Die Welt des Wolfs

4. Brief (vom 10. 1. 2001)

Über die Astrologie

Wenn in unserer Zeit von Astrologie gesprochen wurde, so bezogen die Menschen deren Aussagen nach einem überlieferten Muster auf sich, ohne zu prüfen, ob diese überhaupt berechtigt waren. Sie suchten nach Bewertungen ihres Lebens, nach Entscheidungshilfe und versuchten, sich mit Hilfe der Sterne ihr Leben leichter und bequemer zu machen. Wer an die Sterne glaubte, war bereit, seine eigene Verantwortung zu delegieren an das Urteil von Astrologen, die nicht selten ihr Geld verdienten mit der Leichtgläubigkeit der Leute, die ihre Freiheit für ein paar Mark verkauften.

Allen anderen war die Astrologie aus diesem Grund verdächtig geworden und so führte sie ein Schattendasein, das sie in die Nähe von Jahrmarktswahrsagern rückte und Boulevardblättern Stoff für Effekthascherei und Spaltenfüllung bot. Wer meinte, etwas von der Wahrheit der Sterne zu verstehen, war nicht selten bereit, seine Mitmenschen vor den Kopf zu stoßen und ihnen durch sensationelle Verheißungen ihre Freiheit dem Schicksal gegenüber zu nehmen oder einzuschränken. Dabei waren die Sterne auch in unserer Zeit bereit, den Menschen Orientierung zu bieten, die ihren Weg durchs Leben nicht blind tastend gehen wollten, sondern bewusst nach einer ihrem eigenen Wesen gemäßen Entwicklung suchen wollten. Dies gelang aber nur den wenigen, die das Instrument der Sterndeutung sich selbst aneignen und für sich nutzbar machen konnten.

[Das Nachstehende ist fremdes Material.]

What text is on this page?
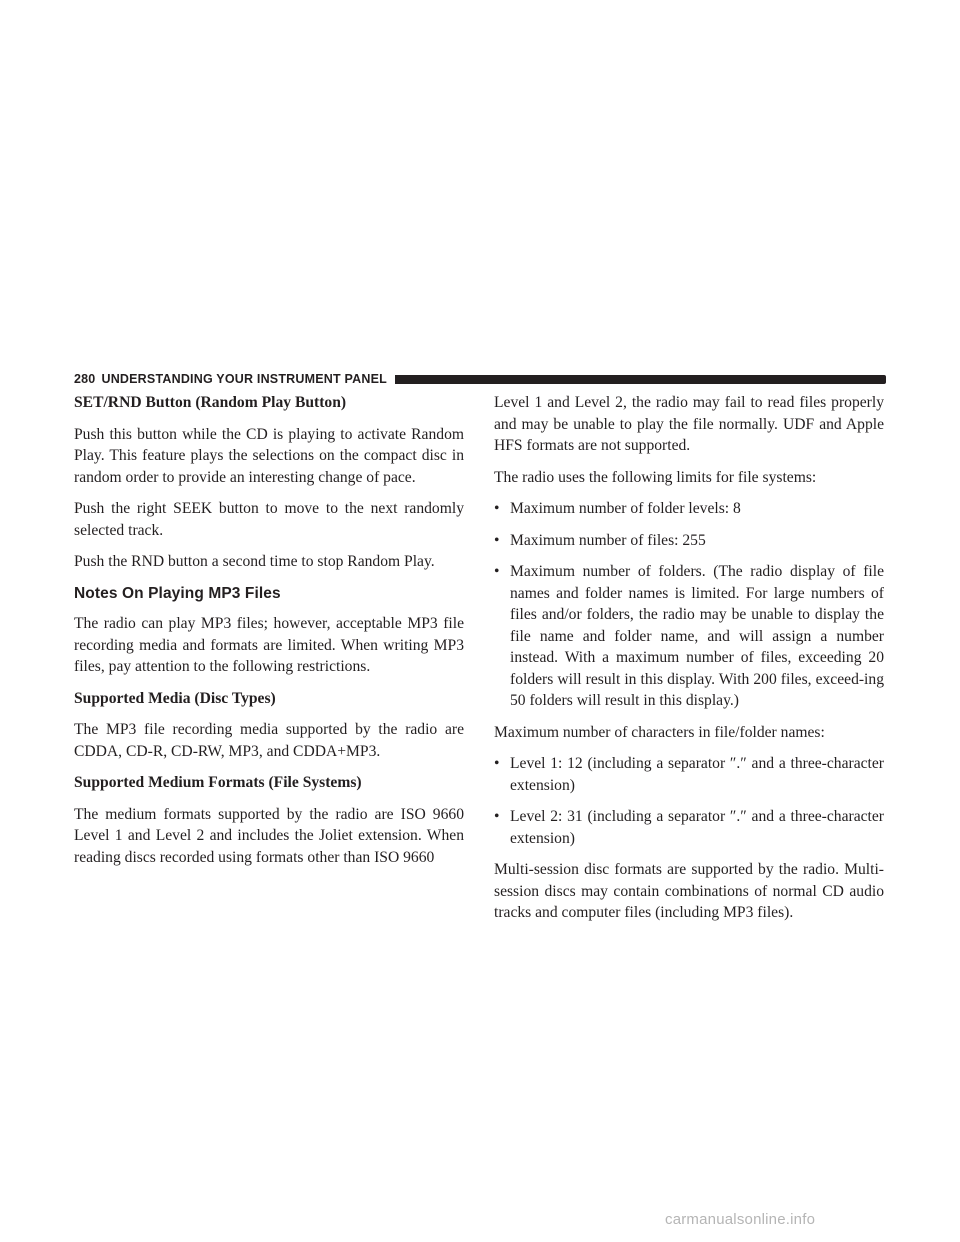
280 UNDERSTANDING YOUR INSTRUMENT PANEL
SET/RND Button (Random Play Button)

Push this button while the CD is playing to activate Random Play. This feature plays the selections on the compact disc in random order to provide an interesting change of pace.

Push the right SEEK button to move to the next randomly selected track.

Push the RND button a second time to stop Random Play.

Notes On Playing MP3 Files

The radio can play MP3 files; however, acceptable MP3 file recording media and formats are limited. When writing MP3 files, pay attention to the following restrictions.

Supported Media (Disc Types)

The MP3 file recording media supported by the radio are CDDA, CD-R, CD-RW, MP3, and CDDA+MP3.

Supported Medium Formats (File Systems)

The medium formats supported by the radio are ISO 9660 Level 1 and Level 2 and includes the Joliet extension. When reading discs recorded using formats other than ISO 9660

Level 1 and Level 2, the radio may fail to read files properly and may be unable to play the file normally. UDF and Apple HFS formats are not supported.

The radio uses the following limits for file systems:

• Maximum number of folder levels: 8
• Maximum number of files: 255
• Maximum number of folders. (The radio display of file names and folder names is limited. For large numbers of files and/or folders, the radio may be unable to display the file name and folder name, and will assign a number instead. With a maximum number of files, exceeding 20 folders will result in this display. With 200 files, exceed-ing 50 folders will result in this display.)

Maximum number of characters in file/folder names:

• Level 1: 12 (including a separator ″.″ and a three-character extension)
• Level 2: 31 (including a separator ″.″ and a three-character extension)

Multi-session disc formats are supported by the radio. Multi-session discs may contain combinations of normal CD audio tracks and computer files (including MP3 files).

carmanualsonline.info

In eurer Zeit werdet ihr euch wundern, wie es überhaupt möglich war, ein Leben lang ohne die Begleitung der Sterne zu verbringen. Ihr werdet euren Weg und euer Leben mit Hilfe der Sternenkunde wieder so einteilen und planen können, wie es zu unserer Zeit mit den Zeigern der Uhr geschah. Sicher, auch die Uhrzeiger und die Zeiteinteilung sind nichts anderes als Anwendung des Sternenlaufs, wenn auch in einem sehr vereinfachten und mechanisiserten Verfahren und den meisten Menschen unbewusst. Ihr aber werdet zu einem neuen Verhältnis zu den Sternen finden, in dem der Mensch nicht mehr versucht, sich deren Gunst in seinen Lebensgang auf die Erde herunter zu holen, sondern in dem er sich zu ihrer Weisheit erheben und in ihrem Licht die Richtung seiner eigenen Entwicklung gespiegelt sehen kann.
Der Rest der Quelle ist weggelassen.